The acoustic water alarm circuit presented here takes advantage of the fact that the tap water is always slightly contaminated (or has salts and minerals) and thus conducts electricity to a certain extent. It is built around IC LMC555 (IC1), which is a CMOS version of the bipolar 555 timer chip. IC1 is followed by a complementary pair of emitter followers (T1 and T2) to drive a standard 8-ohm speaker (LS1). Power is supplied by a compact 9V PP3 battery.
Power is applied when power switch S1 is closed. The reset input (pin 4) of IC1 is held low by resistor R1 (2.2-kilo-ohm). The astable oscillator wired around IC1 is in disabled mode. When probes P1 and P2 become wet, these conduct to reverse the state of IC1’s reset terminal. As a result, the astable multivibrator starts oscillating at a frequency determined by resistor R2 and capacitor C3. The output of IC1 drives the complementary pair of transistors T1 and T2.
Although this combination causes significant crossover distortion, it doesn’t have any adverse effect on the square-wave audio signal processing. A 10-kilo-ohm potentiometer (VRI) is inserted between output pin 3 of IC1 and the bases of transistors T1 and T2 for volume control.
The probes can be made using two suitable copper needles or small pieces of circuit board with the copper surface coated with solder. Fit these at the lowest point where water will accumulate. After construction, place the alarm circuit well away from the point of possible leakage. Use a pair of thin twisted flexible wires to connect the probes to the circuit.

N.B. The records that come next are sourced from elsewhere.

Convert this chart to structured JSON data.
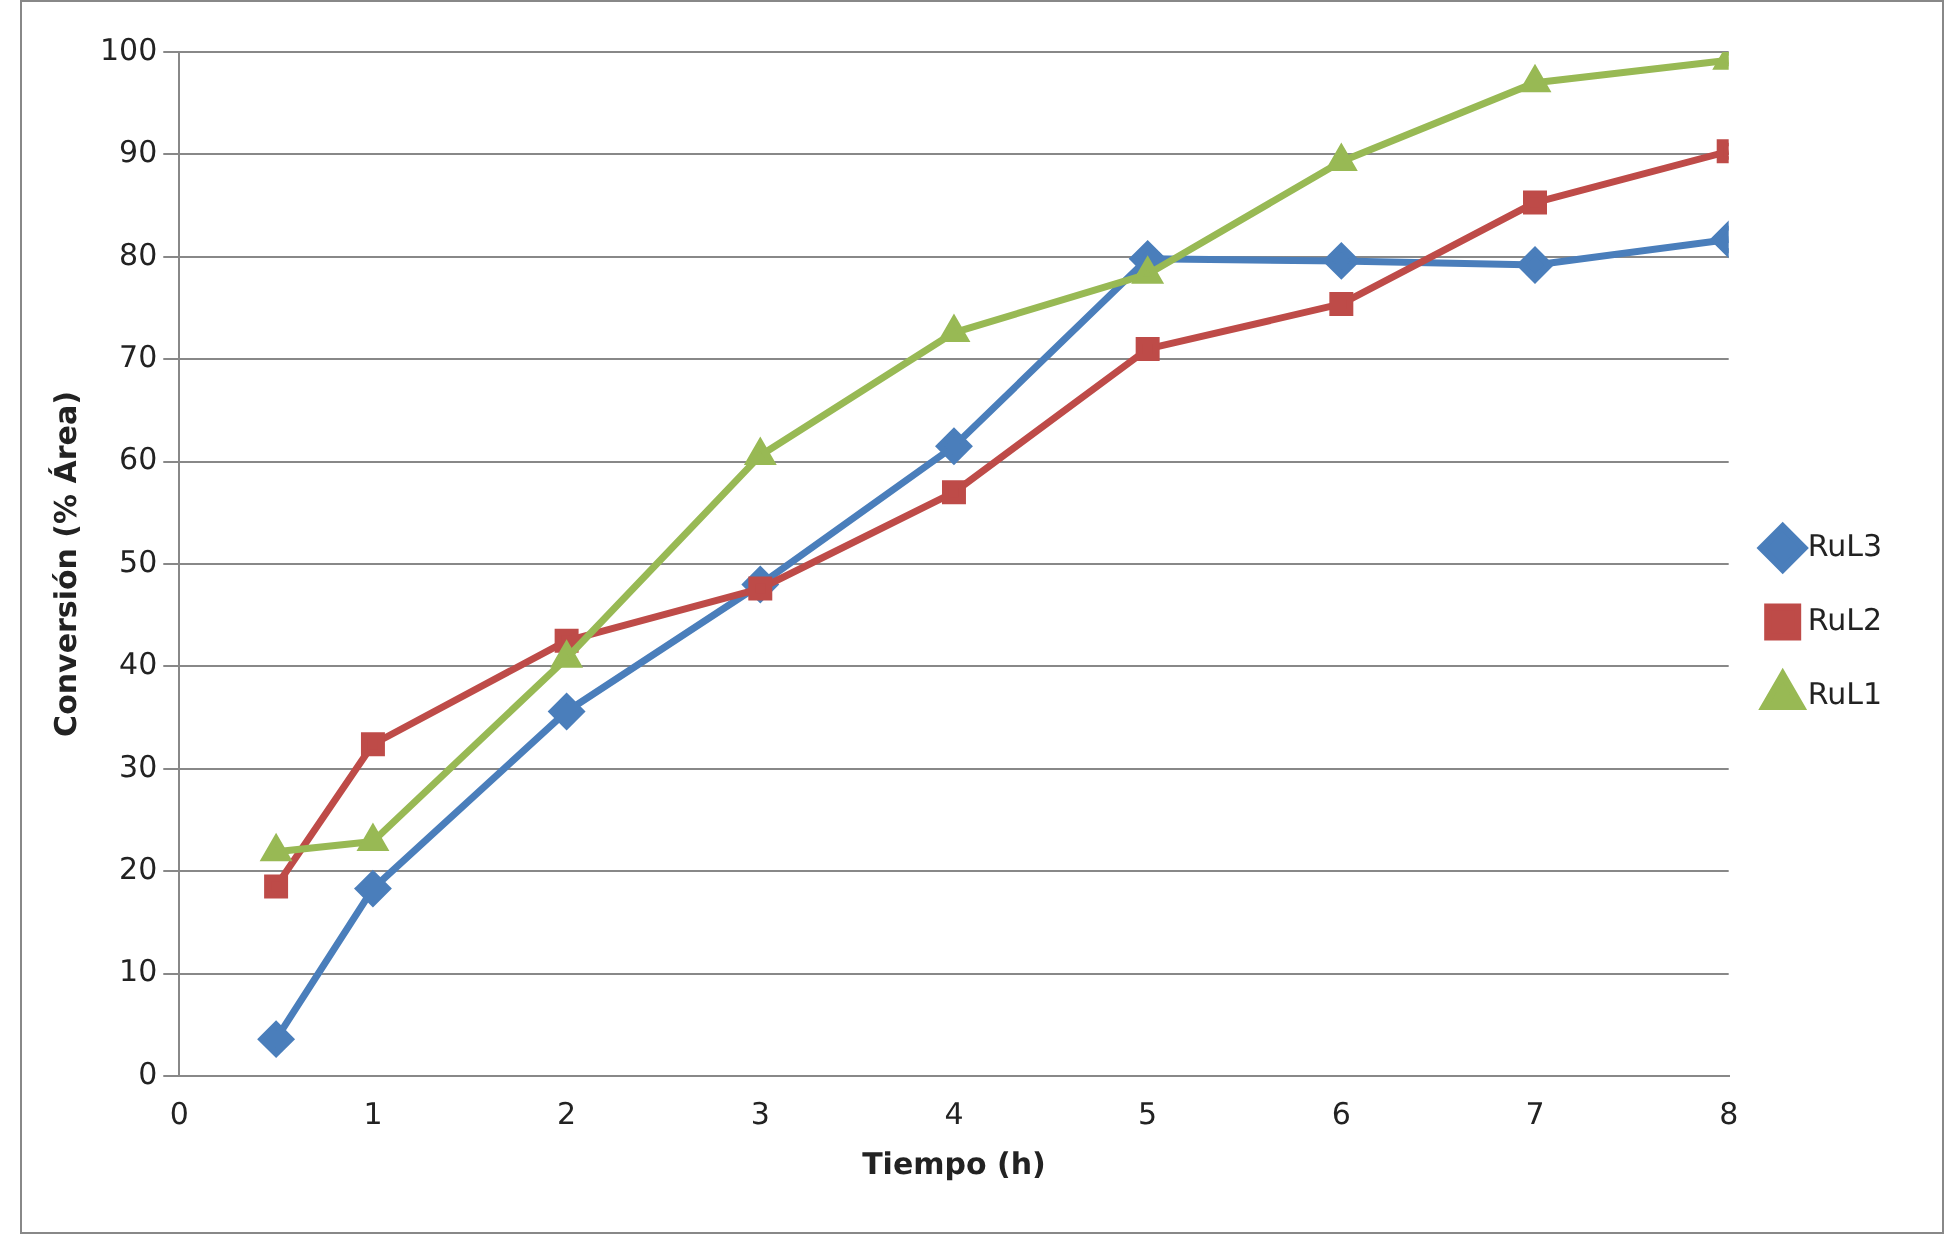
{
  "chart_data": {
    "type": "line",
    "xlabel": "Tiempo (h)",
    "ylabel": "Conversión (% Área)",
    "xlim": [
      0,
      8
    ],
    "xticks": [
      0,
      1,
      2,
      3,
      4,
      5,
      6,
      7,
      8
    ],
    "ylim": [
      0,
      100
    ],
    "yticks": [
      0,
      10,
      20,
      30,
      40,
      50,
      60,
      70,
      80,
      90,
      100
    ],
    "grid": "y",
    "legend": "right",
    "line_style": "solid",
    "series": [
      {
        "name": "RuL3",
        "color": "#4a7ebb",
        "marker": "diamond",
        "x": [
          0.5,
          1,
          2,
          3,
          4,
          5,
          6,
          7,
          8
        ],
        "values": [
          3.6,
          18.3,
          35.6,
          48,
          61.5,
          79.8,
          79.6,
          79.2,
          81.7
        ]
      },
      {
        "name": "RuL2",
        "color": "#be4b48",
        "marker": "square",
        "x": [
          0.5,
          1,
          2,
          3,
          4,
          5,
          6,
          7,
          8
        ],
        "values": [
          18.5,
          32.4,
          42.5,
          47.6,
          57,
          71,
          75.4,
          85.3,
          90.3
        ]
      },
      {
        "name": "RuL1",
        "color": "#98b954",
        "marker": "triangle",
        "x": [
          0.5,
          1,
          2,
          3,
          4,
          5,
          6,
          7,
          8
        ],
        "values": [
          21.9,
          22.9,
          40.8,
          60.6,
          72.6,
          78.3,
          89.3,
          97,
          99.2
        ]
      }
    ]
  }
}
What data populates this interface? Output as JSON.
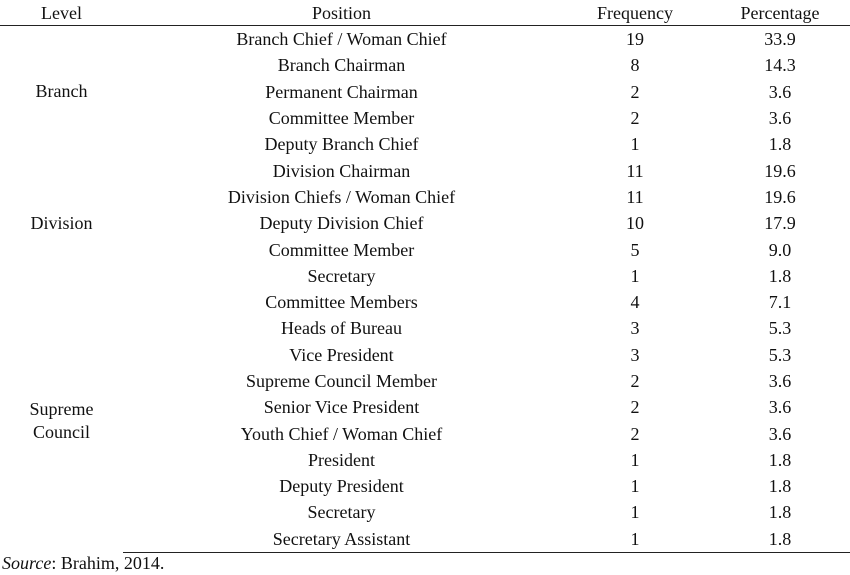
{
  "table": {
    "headers": {
      "level": "Level",
      "position": "Position",
      "frequency": "Frequency",
      "percentage": "Percentage"
    },
    "groups": {
      "branch": {
        "level_lines": [
          "Branch"
        ]
      },
      "division": {
        "level_lines": [
          "Division"
        ]
      },
      "supreme": {
        "level_lines": [
          "Supreme",
          "Council"
        ]
      }
    },
    "rows": [
      {
        "position": "Branch Chief / Woman Chief",
        "frequency": "19",
        "percentage": "33.9"
      },
      {
        "position": "Branch Chairman",
        "frequency": "8",
        "percentage": "14.3"
      },
      {
        "position": "Permanent Chairman",
        "frequency": "2",
        "percentage": "3.6"
      },
      {
        "position": "Committee Member",
        "frequency": "2",
        "percentage": "3.6"
      },
      {
        "position": "Deputy Branch Chief",
        "frequency": "1",
        "percentage": "1.8"
      },
      {
        "position": "Division Chairman",
        "frequency": "11",
        "percentage": "19.6"
      },
      {
        "position": "Division Chiefs / Woman Chief",
        "frequency": "11",
        "percentage": "19.6"
      },
      {
        "position": "Deputy Division Chief",
        "frequency": "10",
        "percentage": "17.9"
      },
      {
        "position": "Committee Member",
        "frequency": "5",
        "percentage": "9.0"
      },
      {
        "position": "Secretary",
        "frequency": "1",
        "percentage": "1.8"
      },
      {
        "position": "Committee Members",
        "frequency": "4",
        "percentage": "7.1"
      },
      {
        "position": "Heads of Bureau",
        "frequency": "3",
        "percentage": "5.3"
      },
      {
        "position": "Vice President",
        "frequency": "3",
        "percentage": "5.3"
      },
      {
        "position": "Supreme Council Member",
        "frequency": "2",
        "percentage": "3.6"
      },
      {
        "position": "Senior Vice President",
        "frequency": "2",
        "percentage": "3.6"
      },
      {
        "position": "Youth Chief / Woman Chief",
        "frequency": "2",
        "percentage": "3.6"
      },
      {
        "position": "President",
        "frequency": "1",
        "percentage": "1.8"
      },
      {
        "position": "Deputy President",
        "frequency": "1",
        "percentage": "1.8"
      },
      {
        "position": "Secretary",
        "frequency": "1",
        "percentage": "1.8"
      },
      {
        "position": "Secretary Assistant",
        "frequency": "1",
        "percentage": "1.8"
      }
    ]
  },
  "source": {
    "label": "Source",
    "text": ": Brahim, 2014."
  }
}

Capacitor C1 connected across IC1 input (pin 4 and GND) keeps the alarm circuit from responding to stray electrostatic fields. Similarly, twisting the wires together makes the relatively long connection between the probes and the circuit less sensitive to false alarms due to external electromagnetic interference. Finally, if you want to lower the probe sensitivity, reduce the value of grounding resistor R1.